Armando Siri aggiunge: “Ritengo che se il nostro obiettivo e’ quello di ridurre l’impatto dell’inquinamento per salvaguardare l’ambiente e la salute dobbiamo avere strutture adeguate per portare il traffico dalla gomma alla ferrovia”. Quali sono gli interventi che il governo intende mettere in atto sul fronte delle infrastrutture? “Sono tre i livelli. Il primo riguarda il trasporto locale. Occorre intervenire subito in maniera efficace sul trasporto dei pendolari. Sappiamo i problemi che ci sono in Lombardia, figuriamoci nel resto d’Italia. Purtroppo i pendolari in Italia sembrano vivere in un mondo a se’ e gli interventi devono essere forti e tempestivi. Il secondo livello e’ quello del tema complesso delle strade e dei collegamenti statali, provinciali e locali. E, il terzo livello, la situazione in particolare nel Centro-Sud, e’ davvero pessima. Sono stato di recente in Basilicata dove siamo ai limiti della tollerabilita’ con strade che si interrompono e mancano ferrovie. E non parlo solo della percorribilita’ delle infrastrutture ma anche del traffico mobile e di dati. Ora parlo dalla Sicilia – spiega Siri – e la situazione e’ difficile. Quindi non interventi per strade e ferrovie ma anche per migliorare i collegamenti telefonici, visto che ci sono zone d’ombra e aree dove internet non arriva”. Quanti soldi mettera’ il governo per fare tutte queste cose? “Non e’ stato fatto un calcolo ma alcuni soldi ci sono gia’ e in molti casi verranno utilizzati i denari dell’Unione europea. Dovremo essere noi bravi a recuperare l’investimento economico che ogni anno l’Italia fa a favore dell’Ue recuperando fondi per realizzare questi progetti.
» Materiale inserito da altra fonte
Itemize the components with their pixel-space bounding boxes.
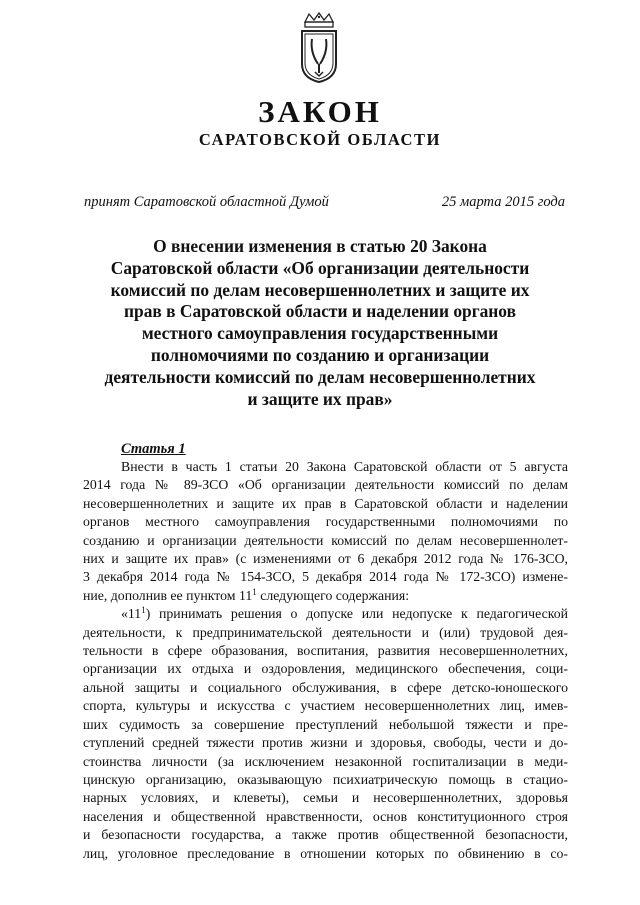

Poi un’altra parte di soldi arrivera’ dall’amministrazione centrale. So per certo che il tema delle infrastrutture non e’ legato ad una difficolta’ economica ma alla volonta’ politica. Abbiamo anche ribadito l’intenzione di proseguire con l’esclusione dal deficit degli investimenti per infrastrutture”, conclude il sottosegretario Siri.